On a second study (unpublished), we attempted to verify whether the laccase enzyme would have any influence over the lignin degradation of cell wall from wheat straw by acting on its own. An essay was designed with the duration of 4 days, during which 32 incubation media were tested. They were divided according to enzyme concentration and temperature. Two temperature groups were formed, one whose incubation temperature was 25ºC and another whose temperature was 40ºC. Four distinct groups were formed with concentrations of 1, 2, 3, and 4 U of enzyme/g of straw.

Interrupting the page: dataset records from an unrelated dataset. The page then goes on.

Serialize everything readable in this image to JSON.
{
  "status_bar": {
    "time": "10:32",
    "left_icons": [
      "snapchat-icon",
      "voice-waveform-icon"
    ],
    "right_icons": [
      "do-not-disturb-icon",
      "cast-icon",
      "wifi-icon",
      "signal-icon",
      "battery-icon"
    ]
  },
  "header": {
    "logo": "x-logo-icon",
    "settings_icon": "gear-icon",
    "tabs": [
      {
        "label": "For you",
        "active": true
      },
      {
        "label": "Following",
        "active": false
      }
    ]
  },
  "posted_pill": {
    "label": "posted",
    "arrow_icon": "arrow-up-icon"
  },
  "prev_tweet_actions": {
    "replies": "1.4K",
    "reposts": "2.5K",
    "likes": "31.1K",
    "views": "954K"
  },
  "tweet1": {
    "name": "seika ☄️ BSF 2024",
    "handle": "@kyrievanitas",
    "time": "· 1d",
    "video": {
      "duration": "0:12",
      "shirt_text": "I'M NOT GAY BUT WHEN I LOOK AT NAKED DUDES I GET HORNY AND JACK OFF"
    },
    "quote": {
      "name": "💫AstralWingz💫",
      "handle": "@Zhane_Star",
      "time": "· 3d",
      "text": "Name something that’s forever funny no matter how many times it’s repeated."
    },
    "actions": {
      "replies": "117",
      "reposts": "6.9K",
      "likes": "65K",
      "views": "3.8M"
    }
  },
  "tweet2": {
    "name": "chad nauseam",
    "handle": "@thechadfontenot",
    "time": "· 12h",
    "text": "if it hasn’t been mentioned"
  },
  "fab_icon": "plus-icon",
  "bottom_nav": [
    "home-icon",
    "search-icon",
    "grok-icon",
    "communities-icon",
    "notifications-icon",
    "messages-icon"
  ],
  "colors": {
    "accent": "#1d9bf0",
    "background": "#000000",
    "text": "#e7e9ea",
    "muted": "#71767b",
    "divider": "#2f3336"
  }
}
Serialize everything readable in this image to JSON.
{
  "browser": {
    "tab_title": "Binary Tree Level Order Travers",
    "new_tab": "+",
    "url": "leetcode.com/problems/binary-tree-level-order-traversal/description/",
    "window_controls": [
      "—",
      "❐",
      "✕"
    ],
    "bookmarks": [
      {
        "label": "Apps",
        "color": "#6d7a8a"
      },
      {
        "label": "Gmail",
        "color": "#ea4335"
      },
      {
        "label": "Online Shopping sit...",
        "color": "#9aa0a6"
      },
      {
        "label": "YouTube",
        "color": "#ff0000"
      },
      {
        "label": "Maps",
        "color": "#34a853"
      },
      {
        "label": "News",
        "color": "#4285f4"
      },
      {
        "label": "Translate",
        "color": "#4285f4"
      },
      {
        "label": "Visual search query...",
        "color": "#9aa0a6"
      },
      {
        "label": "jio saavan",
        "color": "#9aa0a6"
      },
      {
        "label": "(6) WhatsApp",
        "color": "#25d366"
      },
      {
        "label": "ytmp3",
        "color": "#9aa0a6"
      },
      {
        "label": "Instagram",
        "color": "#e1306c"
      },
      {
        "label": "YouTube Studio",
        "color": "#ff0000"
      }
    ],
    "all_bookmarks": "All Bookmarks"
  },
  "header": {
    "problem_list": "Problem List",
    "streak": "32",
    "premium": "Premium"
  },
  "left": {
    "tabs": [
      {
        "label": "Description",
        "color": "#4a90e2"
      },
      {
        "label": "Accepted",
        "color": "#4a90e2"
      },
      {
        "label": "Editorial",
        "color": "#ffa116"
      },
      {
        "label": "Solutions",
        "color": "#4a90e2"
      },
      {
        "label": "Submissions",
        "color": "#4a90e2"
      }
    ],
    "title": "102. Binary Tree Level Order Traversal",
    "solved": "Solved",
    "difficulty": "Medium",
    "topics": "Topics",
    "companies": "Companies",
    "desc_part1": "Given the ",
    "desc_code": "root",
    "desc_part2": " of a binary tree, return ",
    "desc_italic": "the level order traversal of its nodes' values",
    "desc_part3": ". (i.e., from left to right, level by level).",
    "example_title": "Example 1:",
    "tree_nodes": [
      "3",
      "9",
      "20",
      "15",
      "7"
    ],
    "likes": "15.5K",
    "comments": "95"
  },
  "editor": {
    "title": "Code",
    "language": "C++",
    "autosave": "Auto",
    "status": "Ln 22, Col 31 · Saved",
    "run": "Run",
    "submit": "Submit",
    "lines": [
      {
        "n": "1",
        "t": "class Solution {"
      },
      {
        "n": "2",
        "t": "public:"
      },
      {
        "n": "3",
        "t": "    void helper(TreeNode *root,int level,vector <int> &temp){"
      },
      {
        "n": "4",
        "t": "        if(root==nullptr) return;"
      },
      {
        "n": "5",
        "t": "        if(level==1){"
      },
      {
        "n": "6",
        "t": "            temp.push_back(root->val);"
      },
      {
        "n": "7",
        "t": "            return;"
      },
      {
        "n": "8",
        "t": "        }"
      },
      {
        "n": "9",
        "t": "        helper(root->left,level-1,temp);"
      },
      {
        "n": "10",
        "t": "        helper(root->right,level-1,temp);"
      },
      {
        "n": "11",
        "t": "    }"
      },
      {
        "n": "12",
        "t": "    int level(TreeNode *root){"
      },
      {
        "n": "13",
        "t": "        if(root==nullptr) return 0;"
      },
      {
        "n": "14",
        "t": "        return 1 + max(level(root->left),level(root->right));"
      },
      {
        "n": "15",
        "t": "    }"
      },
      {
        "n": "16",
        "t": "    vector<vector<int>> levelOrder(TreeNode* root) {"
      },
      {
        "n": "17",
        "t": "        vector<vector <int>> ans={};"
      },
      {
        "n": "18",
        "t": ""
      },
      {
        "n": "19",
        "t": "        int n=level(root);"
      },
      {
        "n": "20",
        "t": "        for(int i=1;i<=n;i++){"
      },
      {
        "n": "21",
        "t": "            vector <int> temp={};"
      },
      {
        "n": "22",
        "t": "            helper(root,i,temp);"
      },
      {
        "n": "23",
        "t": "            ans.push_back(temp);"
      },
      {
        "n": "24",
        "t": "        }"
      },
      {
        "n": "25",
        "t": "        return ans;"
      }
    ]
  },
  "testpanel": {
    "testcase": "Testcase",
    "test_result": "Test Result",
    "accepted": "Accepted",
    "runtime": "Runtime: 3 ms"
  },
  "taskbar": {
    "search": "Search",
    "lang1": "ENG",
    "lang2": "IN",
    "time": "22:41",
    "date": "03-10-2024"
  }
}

The results shown in Table 2 do not seem to support the lignin degradation by laccase as initially hypothesized. In fact, it was not possible to find changes in the total amount of lignin in cell wall of straw samples treated with laccase. On the other hand, the digestibility of OM and NDF suggested a negative effect of laccase on digestibility. Such effect may be explained by structural changes in the lignin molecule as a result of the enzyme action, enabling an increase in the structural complexity of the cell wall. These data, when compared to results obtained in the incubation of wheat straws with basidiomycetes fungi, seem to indicate the need for complex mechanisms of enzymatic action and with a high degree of synergy.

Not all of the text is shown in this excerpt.